Each state should create an impartial redistricting commission. The commission’s main goal will be to be geographically concise. It will redistrict based on natural community distinctions like towns, villages and boroughs. The Government Accountability Office will oversee the commissions.

If state legislatures have a problem with the way the district map is drawn, they may bring their dispute to a federal district court. The state must demonstrate clear bias and unfairness in the map. If there is egregious bias, the court will order the commission to redraw the districts. This appeal process would require US Congress to extend jurisdiction of federal courts to redistricting arbitration.

Politicians pervert districts in two ways: cracking and packing.

Cracking occurs when voters of a particular ideology are split up among many districts to deny those voters from making up a sufficiently large voting block in any particular district. Politicians can split up voters whose ideologies are inconsistent with their own.

Packing is a strategy wherein politicians concentrate as many voters of one type into a single electoral district to reduce their influence in other districts. As a result, an ideological majority can be packed into one district and split among other districts, substantially weakening a majority of the population.

In either case, the democratic will of the people is manipulated by self-interested politicians. Both minorities and majorities are at risk of having their democratic will manipulated by strategically drawn districts. Elections are won by the person drawing the districts and not by the democratic preferences of the voters. Collectively, this type of redistricting is known as gerrymandering.

In the status quo, gerrymandering is endemic. As described earlier, through packing and cracking, politicians insulate themselves and their party from difficult elections. Since a census is taken every ten years, legislators can affect the trajectory of politics for a full decade before districts are redrawn.

The hold of a political party is deeply entrenched within a state by the next census. This cycle repeats itself. Politicians can postpone a truly democratic allocation of representatives for long periods of time.

Unfairly drawn districts are less competitive because opposing parties cannot muster enough political support to challenge the incumbent. Thus, the incumbent is less accountable to the electorate because there is no viable opposition.

When a district is dominated by people in support of a particular party, the party primary is more important than the general election. To try to appeal to the party base, politicians tend to espouse the most partisan positions. They have no reason to moderate to appeal to voters of different persuasions.

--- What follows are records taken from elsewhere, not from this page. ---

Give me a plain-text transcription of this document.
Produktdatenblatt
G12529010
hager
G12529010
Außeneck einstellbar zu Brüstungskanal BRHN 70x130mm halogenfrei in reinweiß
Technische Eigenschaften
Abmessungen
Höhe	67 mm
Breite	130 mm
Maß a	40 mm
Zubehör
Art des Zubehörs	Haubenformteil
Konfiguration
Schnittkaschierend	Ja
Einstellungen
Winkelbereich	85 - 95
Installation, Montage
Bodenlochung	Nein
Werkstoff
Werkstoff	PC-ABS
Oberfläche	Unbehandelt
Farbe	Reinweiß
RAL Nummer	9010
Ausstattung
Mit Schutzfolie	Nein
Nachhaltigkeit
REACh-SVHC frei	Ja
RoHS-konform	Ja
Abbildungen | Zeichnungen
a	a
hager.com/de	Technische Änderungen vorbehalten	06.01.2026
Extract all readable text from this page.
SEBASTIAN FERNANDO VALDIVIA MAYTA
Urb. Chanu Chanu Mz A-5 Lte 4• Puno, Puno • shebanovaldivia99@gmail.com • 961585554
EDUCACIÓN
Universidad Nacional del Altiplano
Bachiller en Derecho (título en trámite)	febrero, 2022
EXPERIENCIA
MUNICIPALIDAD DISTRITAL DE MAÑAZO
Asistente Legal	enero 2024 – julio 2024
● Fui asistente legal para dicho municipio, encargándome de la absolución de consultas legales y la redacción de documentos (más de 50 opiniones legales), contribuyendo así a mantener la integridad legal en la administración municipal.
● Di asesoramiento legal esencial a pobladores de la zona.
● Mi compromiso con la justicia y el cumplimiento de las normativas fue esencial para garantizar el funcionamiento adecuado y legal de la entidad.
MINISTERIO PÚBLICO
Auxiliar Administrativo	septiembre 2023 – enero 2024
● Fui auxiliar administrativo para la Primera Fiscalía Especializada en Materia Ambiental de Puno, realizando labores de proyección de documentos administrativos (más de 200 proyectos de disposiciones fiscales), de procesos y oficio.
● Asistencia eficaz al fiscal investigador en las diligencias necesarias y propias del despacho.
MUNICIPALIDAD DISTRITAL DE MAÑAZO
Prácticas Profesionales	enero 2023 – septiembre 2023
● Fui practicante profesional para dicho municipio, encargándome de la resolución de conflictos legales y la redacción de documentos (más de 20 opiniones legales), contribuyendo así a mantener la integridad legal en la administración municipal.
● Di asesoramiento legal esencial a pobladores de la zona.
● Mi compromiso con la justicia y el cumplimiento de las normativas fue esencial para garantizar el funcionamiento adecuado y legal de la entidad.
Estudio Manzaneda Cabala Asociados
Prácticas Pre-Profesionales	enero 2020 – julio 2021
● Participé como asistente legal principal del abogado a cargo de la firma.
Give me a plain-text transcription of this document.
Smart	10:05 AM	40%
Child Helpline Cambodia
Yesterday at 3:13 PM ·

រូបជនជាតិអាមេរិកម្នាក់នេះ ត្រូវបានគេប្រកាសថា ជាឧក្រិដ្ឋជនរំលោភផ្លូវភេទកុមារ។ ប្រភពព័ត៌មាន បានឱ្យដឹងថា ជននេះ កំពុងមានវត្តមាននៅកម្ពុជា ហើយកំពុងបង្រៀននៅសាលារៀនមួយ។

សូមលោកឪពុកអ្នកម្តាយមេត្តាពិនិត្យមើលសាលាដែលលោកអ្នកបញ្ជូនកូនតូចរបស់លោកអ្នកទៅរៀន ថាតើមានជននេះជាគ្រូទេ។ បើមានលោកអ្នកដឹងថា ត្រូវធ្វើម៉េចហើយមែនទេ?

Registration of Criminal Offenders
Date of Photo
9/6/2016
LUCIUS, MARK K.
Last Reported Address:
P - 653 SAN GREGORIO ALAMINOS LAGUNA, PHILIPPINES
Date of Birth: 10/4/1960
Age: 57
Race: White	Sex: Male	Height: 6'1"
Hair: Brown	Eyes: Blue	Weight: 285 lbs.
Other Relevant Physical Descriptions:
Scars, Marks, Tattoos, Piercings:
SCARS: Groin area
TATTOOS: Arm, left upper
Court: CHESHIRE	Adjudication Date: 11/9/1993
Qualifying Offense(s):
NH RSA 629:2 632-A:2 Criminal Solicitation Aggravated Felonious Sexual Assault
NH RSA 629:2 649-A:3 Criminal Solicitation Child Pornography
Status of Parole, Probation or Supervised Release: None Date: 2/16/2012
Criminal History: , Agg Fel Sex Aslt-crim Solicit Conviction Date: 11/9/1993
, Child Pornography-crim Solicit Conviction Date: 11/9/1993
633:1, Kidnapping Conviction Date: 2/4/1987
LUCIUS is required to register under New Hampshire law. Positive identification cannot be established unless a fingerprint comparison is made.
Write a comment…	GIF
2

People become political minorities when they are strategically split up into districts. These people feel alienated because they are in an unwinnable district. They tend not to be politically active.

Gerrymandering causes districts to take weird shapes. Many districts cover hundreds of miles and divide natural communities. Communities are split up such that many representatives cannot cover a concise geographic area.

Politicians cover many split up communities rather than a few whole communities. As a result, a specific community’s geographic interests like subsidy requests or zoning concerns are ignored because the politician sees no utility in addressing community specific benefits when not all of the people he is benefitting live in his district.

Leaving redistricting to the politicians is a mistake. They are biased and they corrode the democratic and regional will of the people.

In contrast, the redistricting commission is comprised of people who are hired to be unbiased. They have a directive to draw districts in geographically sensitive ways. If a member of the commission errs or injects bias into the way he is drawing districts, he will be checked by the other members of the commission. If the problem is perpetual, he will be fired.

Since the commission will be overseen by the Government Accountability Office, it will be under heavy scrutiny. Moreover, if the districts are drawn unfairly, the commission will be brought to court and ordered to redraw the districts.

The commission has every incentive to be fair. If they are not, they will get caught; they risk their jobs and the districts will have to be redrawn anyways. Politicians, on the other hand, have every incentive to draw districts unfairly. If they do, they can all but ensure their own reelection.

Moreover, judges are fairer than legislators are. Federal judges are selected to be impartial and they are not up for re-election so they gain nothing from biased districts. Moreover, the judiciary is the single most objective branch of the government. The likelihood of a fair decision from the judiciary is thus far higher than from the legislative.

Great Britain and France redistrict by commission without the safeguards proposed here. Yet they still have more fairly drawn and geographically sensible districts than the US.

Objectively drawn districts will improve the overall state of American politics and policy.